As I entered, I realized I had gone into a Portuguese cafe where I could get by in Spanish as opposed to the ever difficult frantic hand waving and mumbling I've tried to pass as German. Aventura's "I'm sorry" was playing softly above me as I sat down in front of a wide open full length window. I felt a part of two worlds as I sat motionless at the small square mohoghany table listening to both a heart wrenching bachata and acordian simultaneously. Spanish here, German there. I felt a pressure building in my throat, and a single tear made its easy escape, leaving a sleek trail of remembrance on my cheek. I smiled though my heart was in pain.

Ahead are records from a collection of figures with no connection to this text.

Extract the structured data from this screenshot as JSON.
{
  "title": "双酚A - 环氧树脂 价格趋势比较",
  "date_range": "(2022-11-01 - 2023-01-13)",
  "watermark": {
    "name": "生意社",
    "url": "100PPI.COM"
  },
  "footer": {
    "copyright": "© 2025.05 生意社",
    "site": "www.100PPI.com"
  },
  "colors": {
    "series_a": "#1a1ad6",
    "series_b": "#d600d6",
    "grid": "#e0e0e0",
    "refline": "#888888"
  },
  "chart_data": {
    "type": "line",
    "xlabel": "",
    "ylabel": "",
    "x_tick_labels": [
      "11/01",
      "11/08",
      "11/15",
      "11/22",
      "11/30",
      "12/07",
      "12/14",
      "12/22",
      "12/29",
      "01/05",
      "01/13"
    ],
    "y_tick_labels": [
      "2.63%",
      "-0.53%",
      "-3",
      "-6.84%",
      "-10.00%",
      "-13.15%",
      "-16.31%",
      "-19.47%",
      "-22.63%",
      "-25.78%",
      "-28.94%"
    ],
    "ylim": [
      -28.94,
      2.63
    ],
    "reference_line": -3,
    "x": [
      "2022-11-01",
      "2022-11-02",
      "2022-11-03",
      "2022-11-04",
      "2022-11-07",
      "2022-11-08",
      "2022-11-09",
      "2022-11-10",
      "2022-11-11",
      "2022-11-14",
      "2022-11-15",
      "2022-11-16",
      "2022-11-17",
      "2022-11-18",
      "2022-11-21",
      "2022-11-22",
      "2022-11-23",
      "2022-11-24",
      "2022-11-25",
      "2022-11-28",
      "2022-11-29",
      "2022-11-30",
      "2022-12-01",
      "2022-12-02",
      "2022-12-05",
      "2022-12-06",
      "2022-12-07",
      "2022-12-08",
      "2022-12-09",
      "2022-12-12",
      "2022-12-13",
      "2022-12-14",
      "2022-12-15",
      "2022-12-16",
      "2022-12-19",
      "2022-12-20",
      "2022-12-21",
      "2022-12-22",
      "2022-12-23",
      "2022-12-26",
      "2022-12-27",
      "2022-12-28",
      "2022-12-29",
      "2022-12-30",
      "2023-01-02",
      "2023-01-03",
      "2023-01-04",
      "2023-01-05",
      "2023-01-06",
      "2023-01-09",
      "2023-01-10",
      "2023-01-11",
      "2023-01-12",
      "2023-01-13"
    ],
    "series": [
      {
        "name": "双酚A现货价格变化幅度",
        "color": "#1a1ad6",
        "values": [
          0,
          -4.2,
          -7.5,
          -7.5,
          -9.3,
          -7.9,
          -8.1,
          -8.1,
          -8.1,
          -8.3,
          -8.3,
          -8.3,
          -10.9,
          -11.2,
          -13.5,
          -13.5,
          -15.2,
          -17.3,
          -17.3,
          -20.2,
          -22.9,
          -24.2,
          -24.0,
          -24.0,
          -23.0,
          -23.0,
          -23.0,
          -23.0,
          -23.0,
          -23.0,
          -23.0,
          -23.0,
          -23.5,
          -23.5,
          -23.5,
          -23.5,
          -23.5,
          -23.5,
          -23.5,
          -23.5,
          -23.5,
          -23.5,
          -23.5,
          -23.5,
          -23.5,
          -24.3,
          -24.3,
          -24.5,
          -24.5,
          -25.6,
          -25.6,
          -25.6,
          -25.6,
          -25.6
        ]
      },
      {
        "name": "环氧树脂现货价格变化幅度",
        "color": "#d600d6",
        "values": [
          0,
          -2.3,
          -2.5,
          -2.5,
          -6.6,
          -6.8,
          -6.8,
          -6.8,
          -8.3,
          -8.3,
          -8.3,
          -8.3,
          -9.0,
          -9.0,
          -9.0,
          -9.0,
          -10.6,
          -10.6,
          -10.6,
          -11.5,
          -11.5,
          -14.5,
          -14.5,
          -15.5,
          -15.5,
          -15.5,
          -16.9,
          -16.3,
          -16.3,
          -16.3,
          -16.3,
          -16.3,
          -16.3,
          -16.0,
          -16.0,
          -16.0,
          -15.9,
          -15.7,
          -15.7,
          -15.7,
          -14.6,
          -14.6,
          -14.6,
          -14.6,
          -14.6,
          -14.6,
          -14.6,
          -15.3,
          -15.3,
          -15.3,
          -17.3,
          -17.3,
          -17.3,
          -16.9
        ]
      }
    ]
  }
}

And so, here I sit, at the Delta Cafe in Hamburg, living with one foot in each world for the moment. Inside the walls is warm and well taken care of. The floors are swept, the tables spotless. Portuguese and German flags hang from the ceiling. A giant red lobster perched unflinchingly on the yellow wall seems to be watching me from his one remaining plastic eye. Maybe he's empathizing. Is his love on another wall in the restaurant that he can't reach?

Meanwhile outside the acordian has stopped. The musician is walking around with a small, broken plastic container requesting coins for his music. Across the street is an entire brick wall covered in street art. Grafiti of all colors, of all styles. There are several sleeping bags strewn about in chaotic order. There are three sets of old, torn shoes sitting on a step, placed carefully, heels touching, toes all facing forward, and a few dusty young men sit nearby idly chatting through shattered teeth while passing a cigarette and bottle of cheap wine.

My heart is not breaking. It's not broken. It hurts. It's bursting. It's happy. There is so much positivity and not enough space. There is perfection, and although he had turned to walk away and so had I, he remains with me in every moment, in every action. Every sound. Every smell. I've known him for lifetimes. Maybe then I was his husband and he was my wife. Maybe I was his dog or he was my cat. I can't help but smile through my tears at the thought of being a dog in a former life. As I sip my cafe con leche y mucho mucho azucar, I remember how as a child, I used to believe I had been a dog in past lives. Maybe he was my master then, my equal now, my soulmate forever.

A calm comes over me, as forever is a long time, and as long as we walk this world it will be hand in hand, in whatever capacity. I've found a home in his arms, and although I feel a bit homesick, I've got a bit of work to get done before returning to where I belong. And so, I smile through these tears of happiness, contentment, and assuredness of fate. I smile because our paths will cross again in October, and until then, we will be apart, but only physically.